Why isn't `std :: forward_as_tuple (1)` constant expression?

#include <tuple>

int main() {
  static_assert(std::is_same<std::tuple<int&&>,
                             decltype(std::forward_as_tuple(1))>::value, "");
  constexpr int x = 5;
  constexpr auto t1 = std::forward_as_tuple(1);  // (1)
  constexpr auto t2 = std::forward_as_tuple(x);  // (2)
  constexpr std::tuple<int&&> t3(1);             // (3)
  constexpr std::tuple<int> t4(1); // OK!
}

      

        
        
        
      

    

In the above code, this static_assert goes through, however lines 1 through 3 will not compile with both gcc 4.9 (shipped with ubuntu) and clang. They complain that variables are not initialized constexprs

, that x

it is not constexpr

(even if it is initialized with a literal), that is, it creates a reference to a temporary, or that their implementation forward_as_tuple()

is equal (although the C ++ 14 standard guarantees this).
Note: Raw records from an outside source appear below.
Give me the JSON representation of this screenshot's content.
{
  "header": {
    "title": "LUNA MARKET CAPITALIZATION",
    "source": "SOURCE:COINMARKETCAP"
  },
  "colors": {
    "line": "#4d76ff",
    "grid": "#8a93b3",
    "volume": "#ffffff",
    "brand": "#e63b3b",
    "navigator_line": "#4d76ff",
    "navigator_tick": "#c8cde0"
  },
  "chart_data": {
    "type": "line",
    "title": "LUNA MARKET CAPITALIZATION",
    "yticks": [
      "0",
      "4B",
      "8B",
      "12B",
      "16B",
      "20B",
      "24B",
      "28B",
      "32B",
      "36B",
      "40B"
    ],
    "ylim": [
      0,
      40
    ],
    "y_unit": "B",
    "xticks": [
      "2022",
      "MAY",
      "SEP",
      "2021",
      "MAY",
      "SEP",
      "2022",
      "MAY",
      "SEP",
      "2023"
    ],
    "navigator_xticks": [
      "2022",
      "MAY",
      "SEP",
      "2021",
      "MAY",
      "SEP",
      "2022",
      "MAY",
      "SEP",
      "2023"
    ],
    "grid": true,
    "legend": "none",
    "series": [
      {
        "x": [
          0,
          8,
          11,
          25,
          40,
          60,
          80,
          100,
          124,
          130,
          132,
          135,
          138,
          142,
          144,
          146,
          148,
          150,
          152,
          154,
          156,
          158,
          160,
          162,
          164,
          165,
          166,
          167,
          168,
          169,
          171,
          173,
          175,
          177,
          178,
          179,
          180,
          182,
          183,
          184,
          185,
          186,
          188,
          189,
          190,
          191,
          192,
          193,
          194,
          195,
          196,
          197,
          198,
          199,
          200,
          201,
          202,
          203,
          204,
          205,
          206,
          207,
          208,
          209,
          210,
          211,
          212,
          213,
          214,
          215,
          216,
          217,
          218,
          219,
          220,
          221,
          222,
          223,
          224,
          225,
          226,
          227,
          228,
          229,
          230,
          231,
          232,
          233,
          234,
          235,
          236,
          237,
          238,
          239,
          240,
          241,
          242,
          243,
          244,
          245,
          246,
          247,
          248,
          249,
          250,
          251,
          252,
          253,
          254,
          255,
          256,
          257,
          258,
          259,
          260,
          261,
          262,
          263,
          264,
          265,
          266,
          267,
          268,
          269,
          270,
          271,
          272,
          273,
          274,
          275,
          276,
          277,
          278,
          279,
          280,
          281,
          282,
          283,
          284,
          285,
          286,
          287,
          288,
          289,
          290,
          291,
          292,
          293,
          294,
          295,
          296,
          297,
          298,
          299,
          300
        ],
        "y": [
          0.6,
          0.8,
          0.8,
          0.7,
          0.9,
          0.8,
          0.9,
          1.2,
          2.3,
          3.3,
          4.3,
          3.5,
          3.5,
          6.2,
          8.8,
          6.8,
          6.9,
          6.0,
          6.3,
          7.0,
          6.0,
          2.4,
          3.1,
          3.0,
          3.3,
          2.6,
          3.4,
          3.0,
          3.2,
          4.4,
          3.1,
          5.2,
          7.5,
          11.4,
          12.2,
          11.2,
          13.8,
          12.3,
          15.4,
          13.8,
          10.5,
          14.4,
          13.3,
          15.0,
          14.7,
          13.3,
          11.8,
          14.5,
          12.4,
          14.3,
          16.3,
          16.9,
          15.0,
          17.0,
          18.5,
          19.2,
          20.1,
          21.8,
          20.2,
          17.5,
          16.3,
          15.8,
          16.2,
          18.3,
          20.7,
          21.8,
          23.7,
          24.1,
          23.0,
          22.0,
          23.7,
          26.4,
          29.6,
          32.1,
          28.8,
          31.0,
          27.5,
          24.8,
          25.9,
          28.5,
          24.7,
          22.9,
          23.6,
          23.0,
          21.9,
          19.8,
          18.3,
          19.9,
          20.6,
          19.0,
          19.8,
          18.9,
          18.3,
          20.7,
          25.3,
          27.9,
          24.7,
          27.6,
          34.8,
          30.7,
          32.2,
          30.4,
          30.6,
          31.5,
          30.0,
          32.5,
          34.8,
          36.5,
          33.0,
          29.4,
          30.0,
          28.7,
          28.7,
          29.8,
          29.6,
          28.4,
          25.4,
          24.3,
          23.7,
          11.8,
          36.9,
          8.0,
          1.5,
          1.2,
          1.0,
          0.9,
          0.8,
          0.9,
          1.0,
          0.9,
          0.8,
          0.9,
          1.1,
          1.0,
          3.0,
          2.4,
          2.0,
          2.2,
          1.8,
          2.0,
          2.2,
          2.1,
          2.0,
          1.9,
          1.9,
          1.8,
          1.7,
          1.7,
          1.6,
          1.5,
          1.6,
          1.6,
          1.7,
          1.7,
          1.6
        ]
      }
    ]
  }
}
I am working on some code that makes heavy use of std::tuple

and constexpr

. I can get around std::forward_as_tuple()

not being defined as constexpr

, but I can't figure out why forward_as_tuple(0)

will return tuple<int&&>

, which, according to clang, creates a reference to the temporary creation of this non constexpr. The alternatives don't work for what I need - std::make_tuple()

cannot be used for perfect forwarding, and std::tie

cannot store literal values. Edit: Why std::forward_as_tuple()

works this way and doesn't offer alternatives?

Am I doing something fundamentally wrong here or is there something I don't understand?